I used to hate when this happened to me. Someone reviving a post from ages ago to answer a question that I already found months/years ago.
But hey, it could help someone else in the future if I didn't go back and post the answer to my own question (spoiler alert: I didn't) so now I just do what OP does and thank them for their time, move on with my day. Chuckle at the stupidity of my youth.
Some people get angry about things like that. Just be chill, they probably didn't notice how long ago it was posted.
I still occasionally get replies on reddit from threads that are over a decade old. I used to use reddit a lot, but that has dropped to almost nothing after switching to Lemmy.
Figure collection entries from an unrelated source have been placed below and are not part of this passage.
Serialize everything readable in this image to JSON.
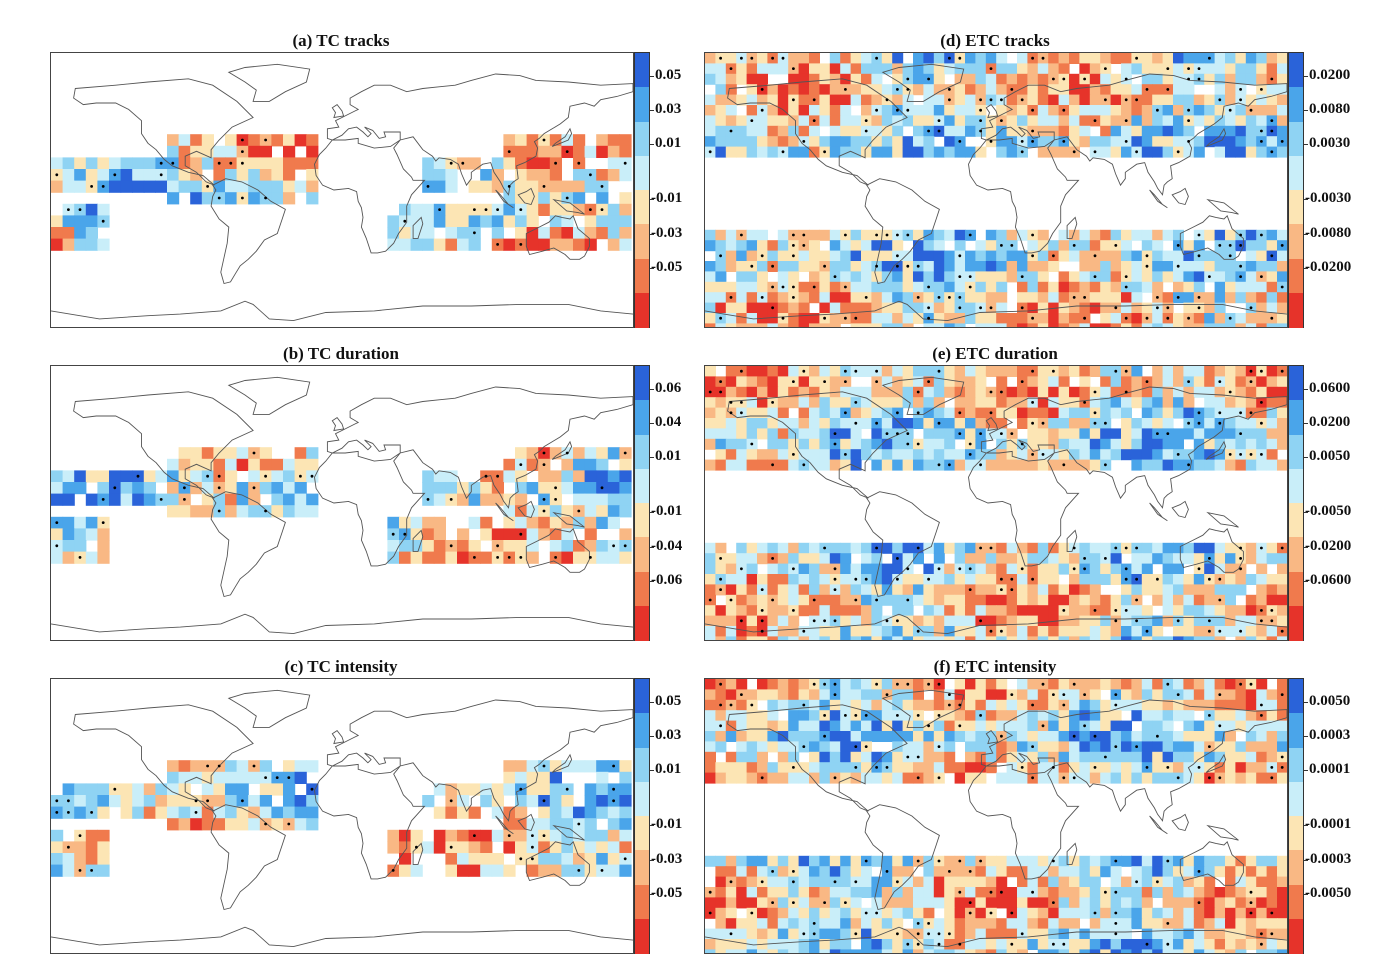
{
  "chart_data": [
    {
      "type": "heatmap",
      "id": "a",
      "title": "(a) TC tracks",
      "colorbar_ticks": [
        "0.05",
        "0.03",
        "0.01",
        "-0.01",
        "-0.03",
        "-0.05"
      ],
      "colors": [
        "#e6332a",
        "#f07a4d",
        "#f9b884",
        "#fce5b4",
        "#c9eef9",
        "#8fd3f3",
        "#4aa5ea",
        "#2a63d9"
      ],
      "basemap": "world coastlines",
      "data_extent": "tropical cyclone basins"
    },
    {
      "type": "heatmap",
      "id": "b",
      "title": "(b) TC duration",
      "colorbar_ticks": [
        "0.06",
        "0.04",
        "0.01",
        "-0.01",
        "-0.04",
        "-0.06"
      ],
      "colors": [
        "#e6332a",
        "#f07a4d",
        "#f9b884",
        "#fce5b4",
        "#c9eef9",
        "#8fd3f3",
        "#4aa5ea",
        "#2a63d9"
      ],
      "basemap": "world coastlines",
      "data_extent": "tropical cyclone basins"
    },
    {
      "type": "heatmap",
      "id": "c",
      "title": "(c) TC intensity",
      "colorbar_ticks": [
        "0.05",
        "0.03",
        "0.01",
        "-0.01",
        "-0.03",
        "-0.05"
      ],
      "colors": [
        "#e6332a",
        "#f07a4d",
        "#f9b884",
        "#fce5b4",
        "#c9eef9",
        "#8fd3f3",
        "#4aa5ea",
        "#2a63d9"
      ],
      "basemap": "world coastlines",
      "data_extent": "tropical cyclone basins"
    },
    {
      "type": "heatmap",
      "id": "d",
      "title": "(d) ETC tracks",
      "colorbar_ticks": [
        "0.0200",
        "0.0080",
        "0.0030",
        "-0.0030",
        "-0.0080",
        "-0.0200"
      ],
      "colors": [
        "#e6332a",
        "#f07a4d",
        "#f9b884",
        "#fce5b4",
        "#c9eef9",
        "#8fd3f3",
        "#4aa5ea",
        "#2a63d9"
      ],
      "basemap": "world coastlines",
      "data_extent": "extratropics"
    },
    {
      "type": "heatmap",
      "id": "e",
      "title": "(e) ETC duration",
      "colorbar_ticks": [
        "0.0600",
        "0.0200",
        "0.0050",
        "-0.0050",
        "-0.0200",
        "-0.0600"
      ],
      "colors": [
        "#e6332a",
        "#f07a4d",
        "#f9b884",
        "#fce5b4",
        "#c9eef9",
        "#8fd3f3",
        "#4aa5ea",
        "#2a63d9"
      ],
      "basemap": "world coastlines",
      "data_extent": "extratropics"
    },
    {
      "type": "heatmap",
      "id": "f",
      "title": "(f) ETC intensity",
      "colorbar_ticks": [
        "0.0050",
        "0.0003",
        "0.0001",
        "-0.0001",
        "-0.0003",
        "-0.0050"
      ],
      "colors": [
        "#e6332a",
        "#f07a4d",
        "#f9b884",
        "#fce5b4",
        "#c9eef9",
        "#8fd3f3",
        "#4aa5ea",
        "#2a63d9"
      ],
      "basemap": "world coastlines",
      "data_extent": "extratropics"
    }
  ]
}
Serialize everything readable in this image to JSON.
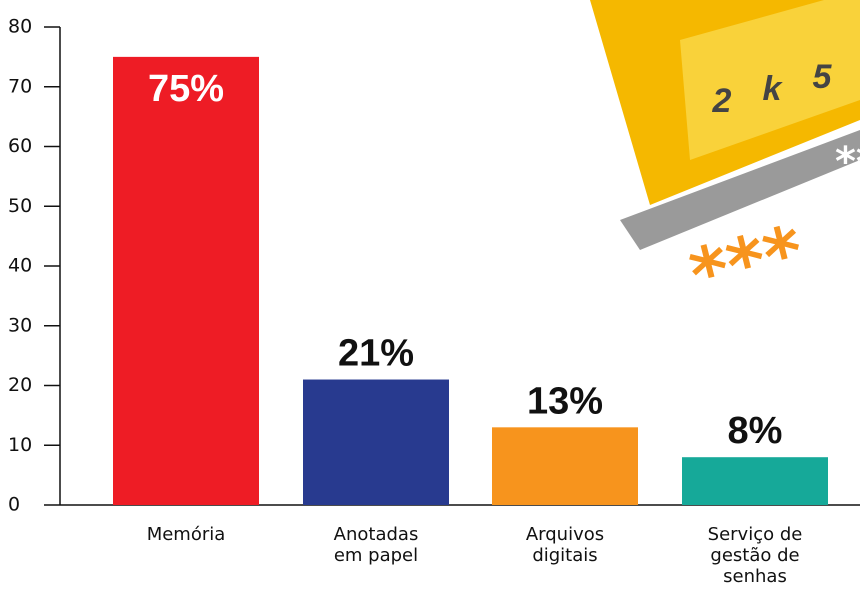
{
  "chart_data": {
    "type": "bar",
    "categories": [
      "Memória",
      "Anotadas em papel",
      "Arquivos digitais",
      "Serviço de gestão de senhas"
    ],
    "values": [
      75,
      21,
      13,
      8
    ],
    "value_labels": [
      "75%",
      "21%",
      "13%",
      "8%"
    ],
    "colors": [
      "#ee1c25",
      "#283a8f",
      "#f7941d",
      "#16a999"
    ],
    "ylim": [
      0,
      80
    ],
    "yticks": [
      0,
      10,
      20,
      30,
      40,
      50,
      60,
      70,
      80
    ],
    "grid": false
  },
  "illustration": {
    "digits": [
      "2",
      "k",
      "5"
    ]
  }
}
I checked Reddit last month for the first time since June of 2023 and had 4 notifications. 3 of them were about buying into Reddit's fucking shitass IPO. I guess people just aren't interested in my half-life hot takes :(
I've gotten that here, which is incredibly surprising because search on Lemmy kinda sucks. I haven't been here a decade, but I did get some replies from a year old comment I made.
Yes, many forum troglodites have this heinous reaction. Many of them are incompetent forum moderators.
They are upset because they have notification of all changes happenning on the forum but this isn't novel and interesting to them personnally so they attack it with words like "necroposting".
Those mostly recycled bbs people with almost no life left in them or OCD people who must compulsively complete and categorize everything and are upset when something is added to something they believed completed.
Eventually we will rid our information ecosystem of these, at best, overzealous users or at least marginalize them so they stop causing damage, cutting connections, creating deadends and stopping progress generally. It's like I always say, progress occurs one funeral at a time.
Necroposting should be eradicated from the vocabulary. I search for people who use that word and bully them mercilessly.
The idea that you can't continue a conversation from 1992 by people who are all dead is ludicrous. The gatekeepers of our information ecosystem are incompetent troglodytes by and large unfit to manage their own underwear, let alone the great archive of the public square.
(Also RO might be my favorite game experience I’ve ever had in my life. It got me through school alive and I still listen to the excellent soundtrack when I’m working sometimes.)